NASA’s Double Asteroid Redirection Test mission, better known as DART, did something that’s never been done on Monday, Sept. 26: purposely crashing a spacecraft into an asteroid — Dimorphos, a small moonlet orbiting a larger asteroid by the name of Didymos.
Seven million miles away, back here on earth, in La Cañada Flintridge, Jet Propulsion Laboratory engineers and scientists were smiling in the wake of humanity’s momentous first test run at planetary defense.
No doubt, it was clear that Johns Hopkins Applied Physics Laboratory in Laurel, Md., designed and leads the DART mission for NASA. But like many undertakings in space, the mission required expertise from various NASA centers such as JPL.
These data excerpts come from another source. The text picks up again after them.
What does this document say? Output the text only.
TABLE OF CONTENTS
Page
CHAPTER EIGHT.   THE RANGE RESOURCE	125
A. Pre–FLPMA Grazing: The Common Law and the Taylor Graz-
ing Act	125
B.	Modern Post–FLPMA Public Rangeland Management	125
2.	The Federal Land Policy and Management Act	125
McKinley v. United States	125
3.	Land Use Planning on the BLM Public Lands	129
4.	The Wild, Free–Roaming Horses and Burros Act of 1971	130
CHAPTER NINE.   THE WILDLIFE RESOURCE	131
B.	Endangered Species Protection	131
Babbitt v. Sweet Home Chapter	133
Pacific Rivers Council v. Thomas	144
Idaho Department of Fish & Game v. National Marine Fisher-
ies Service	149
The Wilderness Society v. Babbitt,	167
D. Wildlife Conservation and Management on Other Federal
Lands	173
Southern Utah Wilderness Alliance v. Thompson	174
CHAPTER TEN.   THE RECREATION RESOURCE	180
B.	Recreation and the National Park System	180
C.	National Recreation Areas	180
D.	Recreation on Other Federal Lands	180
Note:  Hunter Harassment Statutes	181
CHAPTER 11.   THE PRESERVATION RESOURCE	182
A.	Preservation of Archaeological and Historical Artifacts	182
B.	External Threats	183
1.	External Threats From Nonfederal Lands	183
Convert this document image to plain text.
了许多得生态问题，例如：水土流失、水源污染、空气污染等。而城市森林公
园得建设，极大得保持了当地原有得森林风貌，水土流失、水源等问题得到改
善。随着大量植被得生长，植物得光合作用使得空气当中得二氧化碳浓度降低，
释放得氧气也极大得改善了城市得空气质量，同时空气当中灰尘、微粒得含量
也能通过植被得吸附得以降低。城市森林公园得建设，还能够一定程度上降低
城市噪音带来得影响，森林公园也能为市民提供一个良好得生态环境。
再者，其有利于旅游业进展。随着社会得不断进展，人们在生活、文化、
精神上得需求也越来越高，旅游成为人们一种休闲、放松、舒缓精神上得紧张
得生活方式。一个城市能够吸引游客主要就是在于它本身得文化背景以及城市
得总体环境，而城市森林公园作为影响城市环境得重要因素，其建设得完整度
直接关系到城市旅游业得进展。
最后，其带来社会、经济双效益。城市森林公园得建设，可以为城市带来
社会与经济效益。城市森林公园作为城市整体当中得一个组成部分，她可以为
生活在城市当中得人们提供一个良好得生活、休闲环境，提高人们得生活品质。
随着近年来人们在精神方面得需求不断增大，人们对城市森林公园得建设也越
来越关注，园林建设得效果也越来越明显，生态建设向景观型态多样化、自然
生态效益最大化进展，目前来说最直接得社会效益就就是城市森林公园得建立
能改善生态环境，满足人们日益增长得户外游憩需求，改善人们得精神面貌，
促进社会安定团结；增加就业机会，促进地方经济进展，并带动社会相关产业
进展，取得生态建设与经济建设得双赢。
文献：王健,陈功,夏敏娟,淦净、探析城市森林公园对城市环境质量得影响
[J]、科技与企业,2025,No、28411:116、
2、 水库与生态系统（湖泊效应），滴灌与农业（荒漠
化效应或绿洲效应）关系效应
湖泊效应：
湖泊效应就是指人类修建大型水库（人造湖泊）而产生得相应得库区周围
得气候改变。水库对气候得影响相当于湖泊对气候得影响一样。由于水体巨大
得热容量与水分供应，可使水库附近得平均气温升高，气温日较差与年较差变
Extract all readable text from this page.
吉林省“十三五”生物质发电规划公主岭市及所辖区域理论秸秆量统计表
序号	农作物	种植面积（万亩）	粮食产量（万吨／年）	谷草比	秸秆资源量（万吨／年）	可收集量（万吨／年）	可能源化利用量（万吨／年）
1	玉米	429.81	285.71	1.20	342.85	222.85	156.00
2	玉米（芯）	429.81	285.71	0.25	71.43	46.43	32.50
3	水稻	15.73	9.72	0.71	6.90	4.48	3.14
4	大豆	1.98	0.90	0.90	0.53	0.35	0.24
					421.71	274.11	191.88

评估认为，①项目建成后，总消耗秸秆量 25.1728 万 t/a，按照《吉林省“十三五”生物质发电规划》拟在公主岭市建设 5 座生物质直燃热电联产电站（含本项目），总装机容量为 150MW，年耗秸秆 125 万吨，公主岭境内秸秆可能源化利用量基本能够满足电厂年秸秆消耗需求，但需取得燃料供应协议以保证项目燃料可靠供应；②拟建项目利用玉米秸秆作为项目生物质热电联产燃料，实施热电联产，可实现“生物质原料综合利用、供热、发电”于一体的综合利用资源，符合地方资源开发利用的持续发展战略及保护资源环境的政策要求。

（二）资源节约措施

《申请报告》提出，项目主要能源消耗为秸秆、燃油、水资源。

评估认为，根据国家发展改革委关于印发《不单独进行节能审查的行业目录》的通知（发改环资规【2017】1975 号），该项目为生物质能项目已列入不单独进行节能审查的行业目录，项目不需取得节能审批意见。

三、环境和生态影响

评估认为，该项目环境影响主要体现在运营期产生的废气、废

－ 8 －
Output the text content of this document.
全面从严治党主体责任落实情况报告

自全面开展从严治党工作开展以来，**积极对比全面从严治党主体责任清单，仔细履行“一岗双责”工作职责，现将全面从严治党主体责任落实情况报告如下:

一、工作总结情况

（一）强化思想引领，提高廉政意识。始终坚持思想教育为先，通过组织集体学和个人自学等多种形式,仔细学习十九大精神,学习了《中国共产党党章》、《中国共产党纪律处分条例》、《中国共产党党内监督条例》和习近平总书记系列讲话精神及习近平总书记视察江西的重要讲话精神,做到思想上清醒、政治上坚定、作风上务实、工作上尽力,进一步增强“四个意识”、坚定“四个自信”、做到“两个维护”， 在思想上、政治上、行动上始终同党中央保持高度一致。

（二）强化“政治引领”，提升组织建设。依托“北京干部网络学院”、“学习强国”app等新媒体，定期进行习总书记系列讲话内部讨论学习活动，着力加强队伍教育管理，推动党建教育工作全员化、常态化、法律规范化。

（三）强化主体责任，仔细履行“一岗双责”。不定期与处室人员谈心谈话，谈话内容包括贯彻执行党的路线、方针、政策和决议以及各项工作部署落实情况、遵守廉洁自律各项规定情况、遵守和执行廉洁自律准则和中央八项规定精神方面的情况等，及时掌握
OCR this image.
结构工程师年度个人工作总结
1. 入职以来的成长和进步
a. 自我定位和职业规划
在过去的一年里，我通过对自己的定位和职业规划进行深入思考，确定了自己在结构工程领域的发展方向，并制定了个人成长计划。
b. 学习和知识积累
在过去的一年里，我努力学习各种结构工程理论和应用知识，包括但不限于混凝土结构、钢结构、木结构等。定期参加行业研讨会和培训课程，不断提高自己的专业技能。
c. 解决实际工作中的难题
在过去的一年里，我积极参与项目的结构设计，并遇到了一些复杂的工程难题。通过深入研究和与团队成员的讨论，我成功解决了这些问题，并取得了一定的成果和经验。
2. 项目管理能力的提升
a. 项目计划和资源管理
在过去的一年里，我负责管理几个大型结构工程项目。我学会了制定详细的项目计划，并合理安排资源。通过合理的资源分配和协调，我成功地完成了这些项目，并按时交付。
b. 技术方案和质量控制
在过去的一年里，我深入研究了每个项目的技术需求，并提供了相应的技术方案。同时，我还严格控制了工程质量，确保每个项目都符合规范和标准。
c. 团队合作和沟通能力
JPL’s Center for Near Earth Object Studies, an element of NASA’s Planetary Defense Coordination Office, was tasked with determining the location of Didymos in space within 16 miles of its exact location, while also estimating when Dimorphos would be visible – and accessible – from DART’s direction of approach.
A hard ask considering the asteroid is moving more than twice as fast as a car on the freeway and scientists knew little about the composition of Dimorphos, NASA leaders explained in a livestream on Monday.
“We don’t even know what it looks like,” said Tahira Allen with NASA communication, noting the mission marked the first time humanity will have moved a planetary body in the universe.
The spacecraft used autonomous navigation technology to make small maneuvers to ensure it was lined up with its target throughout the mission. It covered the last four miles of its journey in just one second.
The asteroid, which was located 6.8 million miles away from Earth, posed no threat to the planet before impact around 4:15 p.m. Monday, Sept. 26. But NASA officials expect that the technology tested in the mission will be used to one day defend the planet against potential asteroid or comet hazards in the future.
Those who participated in the first-of-its-kind mission eagerly exchanged high-fives and cheers after watching their million-dollar rocket crash into the rocky asteroid, which marked a new era of humankind, according to officials hosting the livestream.
Scientists weren’t sure how the impact would affect the asteroid heading into Monday’s mission but they believed the impact would shorten the moonlet’s orbital period around the larger asteroid by several minutes.
“That duration should be long enough for the effects to be observed and measured by telescopes on Earth,” officials wrote last week prior to the mission. “It should also be enough for this test to demonstrate whether kinetic impact technology – impacting an asteroid to adjust its speed and therefore its path – could in fact protect Earth from an asteroid strike.”
Along with investigators at other institutions, JPL’s Center for Near Earth Object Studies will study the plume of rock and regolith — broken rock and dust — ejected by the impact, as well as the newly formed impact crater and the movement of Dimorphos in its orbit around its parent asteroid.
“Strategic partnerships like ours with APL are the lifeblood of cutting-edge space mission development,” said Laurie Leshin, director of JPL. “Our history of working with APL goes all the way back to Voyager and extends well into the future, with missions like Europa Clipper. The work we do together makes us all – and our missions – better. We’re proud to support the DART mission and team.”